GridPP PMB Meeting 657

GridPP PMB Meeting 657 (22.01.18))
=================================
Present: Dave Britton (Chair), Tony Cass, Pete Clarke, Jeremy Coles, David Colling, Tony Doyle, Pete Gronbech, Steve Lloyd, Andrew McNab, Gareth Smith, Louisa Campbell (Minutes).

Apologies: Roger Jones, Dave Kelsey, Andrew Sansum.

1. Risk Register
================
PG will liaise separately with AS on items on the Risk Register he is responsible for. Overview of points discussed:
1 – Castor storage system problems – inadequate performance. Currently on red following discussions last time and it should remain red.
2 – Tier1 CEPH project fails – previous comment were the likelihood was reduced and no issues seen, but some have been seen and it was suggested this risk should be increased, particularly because staffing issues in the team are a concern and one member will soon leave.
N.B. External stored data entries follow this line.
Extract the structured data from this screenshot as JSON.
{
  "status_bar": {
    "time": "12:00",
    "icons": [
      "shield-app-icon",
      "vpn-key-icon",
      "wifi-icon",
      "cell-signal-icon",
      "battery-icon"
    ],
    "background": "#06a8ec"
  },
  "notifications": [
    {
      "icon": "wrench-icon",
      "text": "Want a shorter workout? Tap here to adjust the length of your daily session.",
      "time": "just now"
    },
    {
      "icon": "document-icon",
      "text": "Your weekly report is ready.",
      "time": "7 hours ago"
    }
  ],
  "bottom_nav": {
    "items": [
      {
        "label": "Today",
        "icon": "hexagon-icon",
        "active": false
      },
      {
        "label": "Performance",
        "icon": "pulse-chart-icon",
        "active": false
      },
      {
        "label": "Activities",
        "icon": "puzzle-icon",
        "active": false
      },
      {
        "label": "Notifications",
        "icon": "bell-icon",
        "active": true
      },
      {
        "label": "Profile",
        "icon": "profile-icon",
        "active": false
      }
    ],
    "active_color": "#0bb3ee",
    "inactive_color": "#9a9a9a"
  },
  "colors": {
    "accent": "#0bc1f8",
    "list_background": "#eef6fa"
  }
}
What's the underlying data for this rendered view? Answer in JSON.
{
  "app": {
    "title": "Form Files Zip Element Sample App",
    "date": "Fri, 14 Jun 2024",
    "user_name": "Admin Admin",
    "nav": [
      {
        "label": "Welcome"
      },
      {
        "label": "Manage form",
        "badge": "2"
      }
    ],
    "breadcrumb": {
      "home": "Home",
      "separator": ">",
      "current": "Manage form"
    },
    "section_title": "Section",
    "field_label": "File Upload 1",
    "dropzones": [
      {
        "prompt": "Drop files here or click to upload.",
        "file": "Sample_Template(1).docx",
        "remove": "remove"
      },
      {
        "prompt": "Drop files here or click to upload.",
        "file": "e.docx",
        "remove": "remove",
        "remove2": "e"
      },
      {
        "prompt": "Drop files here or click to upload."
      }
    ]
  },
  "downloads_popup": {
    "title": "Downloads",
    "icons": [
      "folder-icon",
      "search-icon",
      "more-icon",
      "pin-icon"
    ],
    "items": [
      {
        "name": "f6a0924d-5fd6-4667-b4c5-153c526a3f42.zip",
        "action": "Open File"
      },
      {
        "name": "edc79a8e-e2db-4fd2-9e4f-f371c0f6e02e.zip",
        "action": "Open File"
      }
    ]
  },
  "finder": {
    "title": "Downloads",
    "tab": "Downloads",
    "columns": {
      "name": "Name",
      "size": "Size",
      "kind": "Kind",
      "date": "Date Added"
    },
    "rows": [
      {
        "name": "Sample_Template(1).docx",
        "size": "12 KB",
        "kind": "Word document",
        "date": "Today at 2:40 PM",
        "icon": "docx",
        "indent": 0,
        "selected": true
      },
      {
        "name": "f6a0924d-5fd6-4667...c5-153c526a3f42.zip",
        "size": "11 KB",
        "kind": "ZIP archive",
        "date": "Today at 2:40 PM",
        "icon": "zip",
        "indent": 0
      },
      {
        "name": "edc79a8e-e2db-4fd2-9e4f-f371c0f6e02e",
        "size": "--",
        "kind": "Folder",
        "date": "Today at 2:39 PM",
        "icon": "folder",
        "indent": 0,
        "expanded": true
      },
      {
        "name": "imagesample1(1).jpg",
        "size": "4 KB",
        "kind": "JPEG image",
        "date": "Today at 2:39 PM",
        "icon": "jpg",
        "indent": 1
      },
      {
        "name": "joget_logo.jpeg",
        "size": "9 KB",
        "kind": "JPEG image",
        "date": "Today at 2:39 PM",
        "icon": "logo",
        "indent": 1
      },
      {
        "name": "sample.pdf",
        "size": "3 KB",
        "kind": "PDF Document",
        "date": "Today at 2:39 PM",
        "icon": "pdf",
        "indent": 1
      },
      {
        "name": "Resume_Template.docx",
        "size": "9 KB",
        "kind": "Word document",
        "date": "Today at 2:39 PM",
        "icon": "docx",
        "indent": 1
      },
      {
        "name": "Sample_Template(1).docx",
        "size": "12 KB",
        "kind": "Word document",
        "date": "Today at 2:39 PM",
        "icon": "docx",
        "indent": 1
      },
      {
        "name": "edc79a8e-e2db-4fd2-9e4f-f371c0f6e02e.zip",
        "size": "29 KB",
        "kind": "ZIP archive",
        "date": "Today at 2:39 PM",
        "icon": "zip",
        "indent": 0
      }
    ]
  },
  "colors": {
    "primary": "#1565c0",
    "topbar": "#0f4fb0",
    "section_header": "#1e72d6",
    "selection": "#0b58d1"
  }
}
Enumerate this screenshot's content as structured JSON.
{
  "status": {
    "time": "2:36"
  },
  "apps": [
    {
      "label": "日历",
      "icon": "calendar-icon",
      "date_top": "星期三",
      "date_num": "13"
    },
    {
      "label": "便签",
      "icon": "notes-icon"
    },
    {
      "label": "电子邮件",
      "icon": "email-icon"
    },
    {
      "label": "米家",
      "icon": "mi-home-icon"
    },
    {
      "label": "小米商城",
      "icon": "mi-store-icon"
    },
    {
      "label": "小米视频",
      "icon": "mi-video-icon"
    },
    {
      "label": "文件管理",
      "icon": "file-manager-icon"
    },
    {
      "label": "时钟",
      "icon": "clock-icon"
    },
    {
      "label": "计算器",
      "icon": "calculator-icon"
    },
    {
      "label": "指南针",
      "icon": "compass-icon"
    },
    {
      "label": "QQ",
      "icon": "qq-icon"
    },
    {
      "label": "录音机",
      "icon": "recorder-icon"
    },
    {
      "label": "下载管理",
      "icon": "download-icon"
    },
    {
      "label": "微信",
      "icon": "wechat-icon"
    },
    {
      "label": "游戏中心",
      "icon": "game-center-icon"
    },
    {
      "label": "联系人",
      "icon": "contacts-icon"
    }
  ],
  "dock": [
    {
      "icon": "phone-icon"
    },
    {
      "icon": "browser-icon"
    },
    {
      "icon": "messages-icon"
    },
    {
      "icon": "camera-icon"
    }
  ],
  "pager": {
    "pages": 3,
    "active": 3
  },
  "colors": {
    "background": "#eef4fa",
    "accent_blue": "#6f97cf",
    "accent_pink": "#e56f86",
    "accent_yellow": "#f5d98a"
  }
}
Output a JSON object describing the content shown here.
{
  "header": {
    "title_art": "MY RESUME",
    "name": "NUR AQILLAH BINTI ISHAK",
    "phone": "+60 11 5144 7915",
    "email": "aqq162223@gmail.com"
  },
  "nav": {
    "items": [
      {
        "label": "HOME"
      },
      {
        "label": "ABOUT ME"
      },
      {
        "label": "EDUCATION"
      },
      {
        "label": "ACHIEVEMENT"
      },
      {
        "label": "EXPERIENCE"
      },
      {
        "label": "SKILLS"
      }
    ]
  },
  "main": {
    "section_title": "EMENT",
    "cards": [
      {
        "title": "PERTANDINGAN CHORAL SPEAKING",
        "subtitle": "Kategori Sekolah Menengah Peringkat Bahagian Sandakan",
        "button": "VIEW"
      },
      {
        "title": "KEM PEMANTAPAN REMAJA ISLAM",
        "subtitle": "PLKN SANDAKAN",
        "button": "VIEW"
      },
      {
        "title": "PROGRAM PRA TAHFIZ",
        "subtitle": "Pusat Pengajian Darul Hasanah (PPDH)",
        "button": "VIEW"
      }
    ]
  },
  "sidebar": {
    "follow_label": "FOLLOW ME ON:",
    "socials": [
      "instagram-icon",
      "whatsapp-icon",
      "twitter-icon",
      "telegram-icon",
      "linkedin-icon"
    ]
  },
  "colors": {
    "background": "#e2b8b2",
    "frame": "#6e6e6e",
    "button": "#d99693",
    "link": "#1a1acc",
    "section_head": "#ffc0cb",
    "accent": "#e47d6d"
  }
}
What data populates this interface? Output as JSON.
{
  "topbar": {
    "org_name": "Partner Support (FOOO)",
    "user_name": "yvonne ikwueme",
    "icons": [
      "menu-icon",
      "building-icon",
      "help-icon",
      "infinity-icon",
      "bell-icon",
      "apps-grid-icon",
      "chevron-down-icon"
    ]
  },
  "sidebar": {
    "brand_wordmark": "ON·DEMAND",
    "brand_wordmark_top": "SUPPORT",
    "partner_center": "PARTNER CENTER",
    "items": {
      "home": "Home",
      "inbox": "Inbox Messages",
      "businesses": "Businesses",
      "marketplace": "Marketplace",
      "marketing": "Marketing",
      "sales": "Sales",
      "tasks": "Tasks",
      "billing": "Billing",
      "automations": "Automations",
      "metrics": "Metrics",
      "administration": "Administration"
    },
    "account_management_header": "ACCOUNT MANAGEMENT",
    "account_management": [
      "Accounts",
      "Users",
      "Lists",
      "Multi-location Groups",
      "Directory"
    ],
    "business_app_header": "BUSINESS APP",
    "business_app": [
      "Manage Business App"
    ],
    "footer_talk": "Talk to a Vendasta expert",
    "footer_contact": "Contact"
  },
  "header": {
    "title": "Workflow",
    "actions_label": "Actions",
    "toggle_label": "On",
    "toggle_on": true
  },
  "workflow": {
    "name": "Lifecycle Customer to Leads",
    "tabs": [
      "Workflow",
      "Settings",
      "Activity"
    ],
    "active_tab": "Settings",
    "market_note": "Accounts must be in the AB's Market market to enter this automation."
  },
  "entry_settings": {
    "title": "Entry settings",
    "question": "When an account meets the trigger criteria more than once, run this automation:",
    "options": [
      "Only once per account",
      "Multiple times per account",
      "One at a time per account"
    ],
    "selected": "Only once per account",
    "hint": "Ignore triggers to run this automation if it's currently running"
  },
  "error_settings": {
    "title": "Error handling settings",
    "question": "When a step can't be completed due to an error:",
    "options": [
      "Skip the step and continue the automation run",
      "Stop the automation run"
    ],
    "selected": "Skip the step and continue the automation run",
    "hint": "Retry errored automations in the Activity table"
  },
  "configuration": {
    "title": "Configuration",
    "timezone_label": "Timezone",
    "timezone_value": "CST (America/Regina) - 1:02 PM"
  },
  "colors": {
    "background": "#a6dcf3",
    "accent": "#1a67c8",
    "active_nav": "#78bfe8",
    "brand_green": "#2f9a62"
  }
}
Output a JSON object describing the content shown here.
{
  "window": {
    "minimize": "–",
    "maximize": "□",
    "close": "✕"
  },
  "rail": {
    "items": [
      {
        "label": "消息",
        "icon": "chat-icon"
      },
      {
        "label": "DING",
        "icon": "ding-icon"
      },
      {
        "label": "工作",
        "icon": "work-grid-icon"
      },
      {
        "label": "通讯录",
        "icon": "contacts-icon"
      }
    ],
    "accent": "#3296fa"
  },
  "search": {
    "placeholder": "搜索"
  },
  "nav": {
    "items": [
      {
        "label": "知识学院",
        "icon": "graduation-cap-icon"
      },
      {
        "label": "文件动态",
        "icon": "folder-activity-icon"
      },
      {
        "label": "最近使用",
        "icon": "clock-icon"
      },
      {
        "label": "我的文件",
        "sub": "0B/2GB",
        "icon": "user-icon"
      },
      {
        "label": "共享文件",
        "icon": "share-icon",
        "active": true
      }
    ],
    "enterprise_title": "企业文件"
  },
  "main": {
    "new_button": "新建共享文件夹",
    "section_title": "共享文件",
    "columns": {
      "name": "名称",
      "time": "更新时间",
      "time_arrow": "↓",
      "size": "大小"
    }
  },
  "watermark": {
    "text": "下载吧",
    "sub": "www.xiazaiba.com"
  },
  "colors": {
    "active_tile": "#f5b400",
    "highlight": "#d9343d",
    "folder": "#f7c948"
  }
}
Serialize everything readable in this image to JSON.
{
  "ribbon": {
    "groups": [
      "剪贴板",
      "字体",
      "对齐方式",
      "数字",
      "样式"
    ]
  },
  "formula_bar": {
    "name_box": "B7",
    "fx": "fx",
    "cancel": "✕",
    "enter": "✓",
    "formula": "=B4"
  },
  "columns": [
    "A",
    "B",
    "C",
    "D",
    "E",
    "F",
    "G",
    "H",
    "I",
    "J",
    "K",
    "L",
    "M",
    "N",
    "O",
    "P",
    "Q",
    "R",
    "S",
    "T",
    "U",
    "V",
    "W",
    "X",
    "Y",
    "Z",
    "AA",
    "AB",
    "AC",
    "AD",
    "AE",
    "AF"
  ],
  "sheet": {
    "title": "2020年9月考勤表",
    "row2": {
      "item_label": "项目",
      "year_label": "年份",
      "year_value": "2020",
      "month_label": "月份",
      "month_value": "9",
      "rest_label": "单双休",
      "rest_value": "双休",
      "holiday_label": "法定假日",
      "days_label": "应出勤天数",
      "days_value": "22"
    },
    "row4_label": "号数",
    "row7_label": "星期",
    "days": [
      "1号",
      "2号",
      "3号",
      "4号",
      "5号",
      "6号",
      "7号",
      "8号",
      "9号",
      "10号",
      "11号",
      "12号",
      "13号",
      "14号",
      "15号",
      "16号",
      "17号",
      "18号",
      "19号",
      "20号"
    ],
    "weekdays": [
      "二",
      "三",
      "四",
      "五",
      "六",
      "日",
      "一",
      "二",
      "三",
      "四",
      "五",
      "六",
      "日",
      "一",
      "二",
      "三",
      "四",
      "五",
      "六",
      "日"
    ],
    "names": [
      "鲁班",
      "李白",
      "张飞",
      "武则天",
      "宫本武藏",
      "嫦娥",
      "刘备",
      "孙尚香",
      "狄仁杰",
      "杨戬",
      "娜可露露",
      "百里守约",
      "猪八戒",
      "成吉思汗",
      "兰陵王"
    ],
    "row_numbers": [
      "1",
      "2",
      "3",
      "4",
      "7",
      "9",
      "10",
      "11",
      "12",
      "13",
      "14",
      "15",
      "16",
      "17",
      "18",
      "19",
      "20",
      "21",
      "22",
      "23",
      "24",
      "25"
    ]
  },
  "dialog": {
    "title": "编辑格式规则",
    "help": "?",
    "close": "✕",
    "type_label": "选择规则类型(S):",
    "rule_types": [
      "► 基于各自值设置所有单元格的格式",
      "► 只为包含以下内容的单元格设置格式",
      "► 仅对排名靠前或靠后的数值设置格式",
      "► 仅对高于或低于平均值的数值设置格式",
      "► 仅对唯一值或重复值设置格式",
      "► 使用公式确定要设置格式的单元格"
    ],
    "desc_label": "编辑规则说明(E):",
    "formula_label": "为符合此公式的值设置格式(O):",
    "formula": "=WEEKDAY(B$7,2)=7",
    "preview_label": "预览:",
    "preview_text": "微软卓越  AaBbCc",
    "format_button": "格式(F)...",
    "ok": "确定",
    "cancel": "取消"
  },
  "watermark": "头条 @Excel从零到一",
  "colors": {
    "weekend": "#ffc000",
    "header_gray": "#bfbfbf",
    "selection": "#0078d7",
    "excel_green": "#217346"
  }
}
It was suggested the impact should be raised, likelihood should be raised by 1.

3 – Outage of UK T1 – the likelihood continues to be low as this has happened only twice in 15 years. The impact should perhaps rise as a result of the lengthy impact at CNAF. Remains at the current level.

4 – Failure at T1 to meet SLA or MoU – relates to failure to meet commitments. This remains at current level

5 – Significant loss of custodial data at the T1 – relates mainly to the Echo project and associated risks. There has been some data loss on occasion, recent experience is that data lost is recoverable. Remains at current level

6 – Substantial loss of damage to hardware. Remains at current level.

7 – Disaster at T1 leads to prolonged outage. Remains at current level.

8 – Recruitment retention problems at RAL – this should increase due to recent loss of staff. Likelihood should perhaps be raised to red, but should be discussed with AS before decision is made.

9 – Failure to deploy or operate hardware – this will be clearer when the procurement is complete, currently it has been better than expected. Remains at current level for the moment.

10 – Insufficient network bandwidth – perhaps the firewall issue, discussed below, should be factored in. PG will ensure this is included here. Should be raised with an explanation after more discussion with GS and AS.

11 – Over contention for resources – this was not changed last time and is currently at amber level. Remains at current level.

12 – Capital vs Resources at the T1 – this was reduced slightly last time. Remains at current level.

13 – Technology mismatch – cloud technologies and others may impact the risks. This could be slightly increased by 1 and note that new technologies may have an impact.

14 – Loss of experience or insufficient personnel at T2s – this remains at amber.

15 – Insufficient funding at T2s for h/w – remains at current level.

16 – T2 not fit for purpose – remains at current level.

17 – Experiment software runs poorly on the grid – previously increased – remains at current level

18 – Security problem affecting reputation – this was increased recently due to experiences in NHS in particular and there has been recent issues with Meltdown and Spectre. Risk is about reputation, rather than whether or not there will be problems – it was suggested we are not more vulnerable now than previously and this should remain at current level.

19 – Loss of GridPP service due to security – still green and we are in the same position. We have been affected and required to patch systems or take offline etc, but should remain at current level as the impact is low.

20 – Insufficient VO/User support effort – this remained the same last time but noted increased number of VOs. Remains at current level.

21 – Mismatch between budget and Hardware costs – last time marked high due to inflation and currency exchange. We will know more when the CPU tender is clear but should be slightly reduced to amber.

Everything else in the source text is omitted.